Tuesday, December 28, 2010

The supposed rights of the fetus

Since we're talking about abortion and similar issues, here's my take, in an article that I had published in Quadrant, on what I considered at the time to be the most sophisticated arguments against abortion. I followed up with an argument more about stem-cell research (and hence about early embryos) a few years later in The Journal of Medical Ethics - but this is behind a wall.

I still think that what I wrote in Quadrant was pretty good, but of course the debate keeps moving on. My only caveat about the article is that there could be new arguments Out There that I don't consider, in a piece written the best part of a decade ago now.

For those who are not aware of it, my website includes a good sample of the writing I did for Quadrant when it was under the editorship of the late Paddy McGuinness.
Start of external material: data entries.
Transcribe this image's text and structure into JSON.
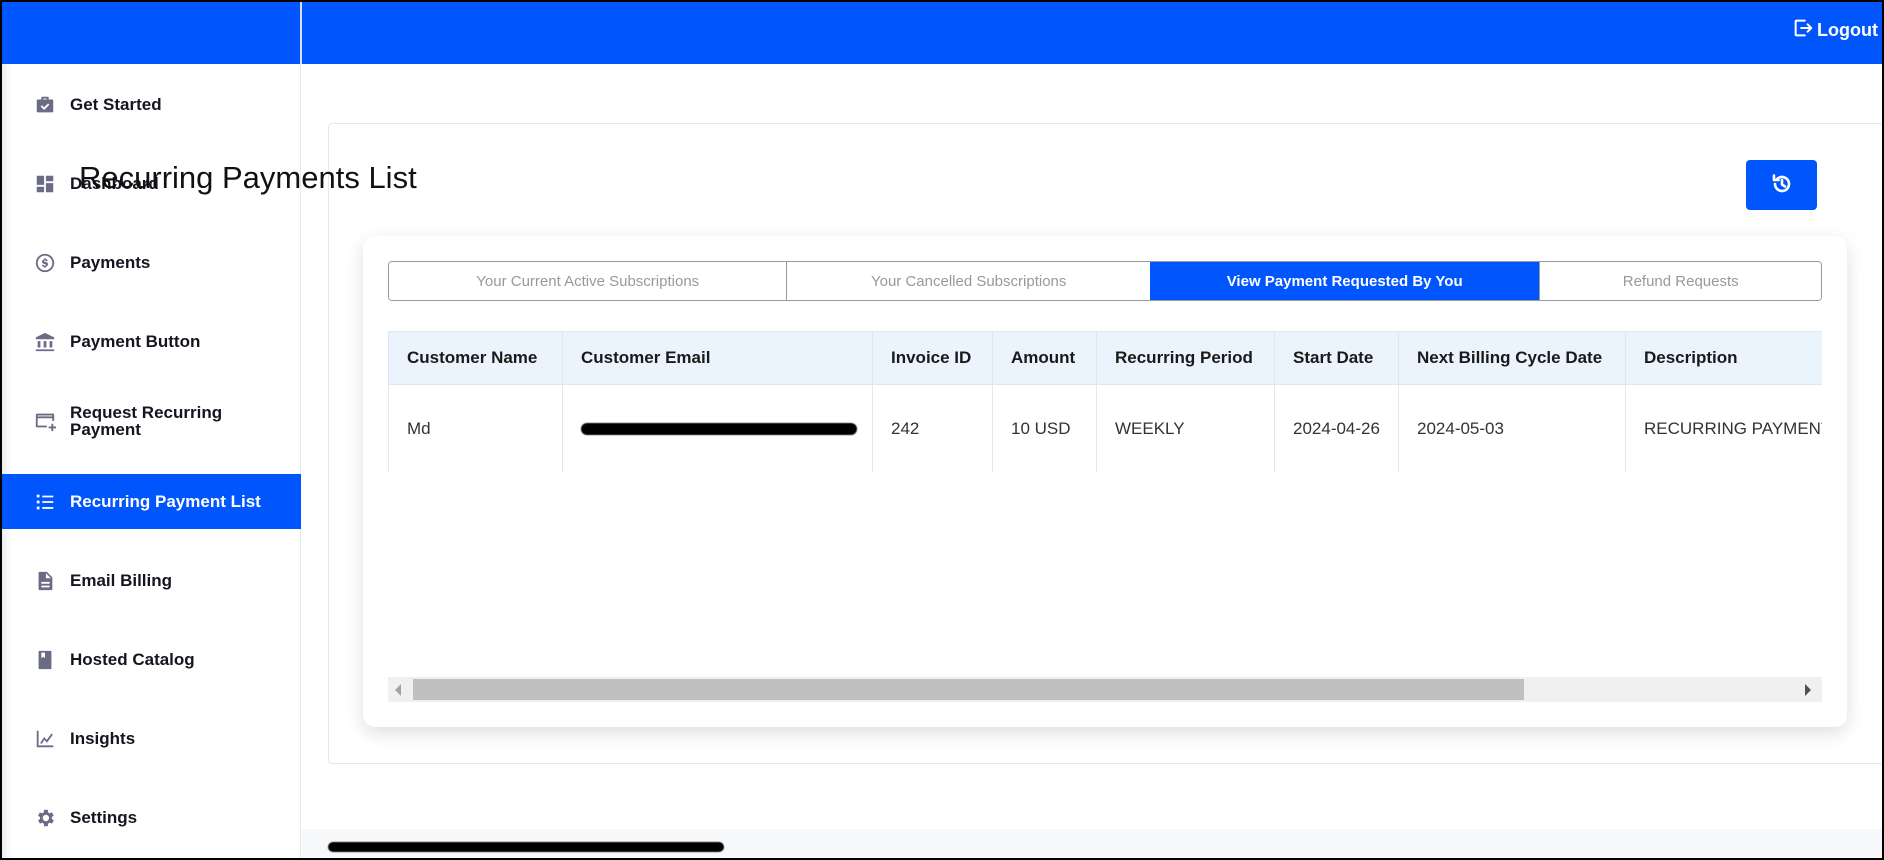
{
  "header": {
    "logout_label": "Logout",
    "brand_color": "#0055fc"
  },
  "sidebar": {
    "active_index": 5,
    "items": [
      {
        "label": "Get Started",
        "icon": "briefcase-check-icon"
      },
      {
        "label": "Dashboard",
        "icon": "dashboard-icon"
      },
      {
        "label": "Payments",
        "icon": "dollar-circle-icon"
      },
      {
        "label": "Payment Button",
        "icon": "bank-icon"
      },
      {
        "label": "Request Recurring Payment",
        "icon": "card-plus-icon"
      },
      {
        "label": "Recurring Payment List",
        "icon": "list-icon"
      },
      {
        "label": "Email Billing",
        "icon": "document-icon"
      },
      {
        "label": "Hosted Catalog",
        "icon": "book-icon"
      },
      {
        "label": "Insights",
        "icon": "chart-line-icon"
      },
      {
        "label": "Settings",
        "icon": "gear-icon"
      }
    ]
  },
  "main": {
    "title": "Recurring Payments List",
    "refresh_icon": "history-icon",
    "tabs": [
      {
        "label": "Your Current Active Subscriptions",
        "active": false
      },
      {
        "label": "Your Cancelled Subscriptions",
        "active": false
      },
      {
        "label": "View Payment Requested By You",
        "active": true
      },
      {
        "label": "Refund Requests",
        "active": false
      }
    ],
    "table": {
      "columns": [
        "Customer Name",
        "Customer Email",
        "Invoice ID",
        "Amount",
        "Recurring Period",
        "Start Date",
        "Next Billing Cycle Date",
        "Description"
      ],
      "rows": [
        {
          "customer_name": "Md",
          "customer_email": "[redacted]",
          "invoice_id": "242",
          "amount": "10 USD",
          "recurring_period": "WEEKLY",
          "start_date": "2024-04-26",
          "next_billing_cycle_date": "2024-05-03",
          "description": "RECURRING PAYMENT"
        }
      ]
    },
    "scroll": {
      "thumb_fraction": 0.78,
      "position_fraction": 0.0
    }
  },
  "footer": {
    "text": "[redacted]"
  }
}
It also contains other interesting (I hope) stuff, including some fairly comprehensive and nearly-up-to-date bibliographies of my work, so you might want to have a poke around while you're there.

2 comments:

Fiona A said...

A fetus has 'a future like ours' according to Don Marguis?

Charles Sullivan said...

The following paragraph seems to hit the nail on the head, as far as I'm concerned:

"It cannot experience any frustration of its desires, because it has no desires. The mere failure to meet this interest does not inflict any pain. It does not experience fear, so the wrongfulness of our action cannot consist in inflicting upon a entity something that it fears. Nor has it begun a life whose coherence or value may be ruined by being cut short. We do not reveal ourselves as cruel if we terminate the development of a merely potential person painlessly, or with minimal pain. It is difficult, in short, to see why the interest is one that must command our respect. It seems to be a totally theoretical interest. It might unkindly be called a contrived one."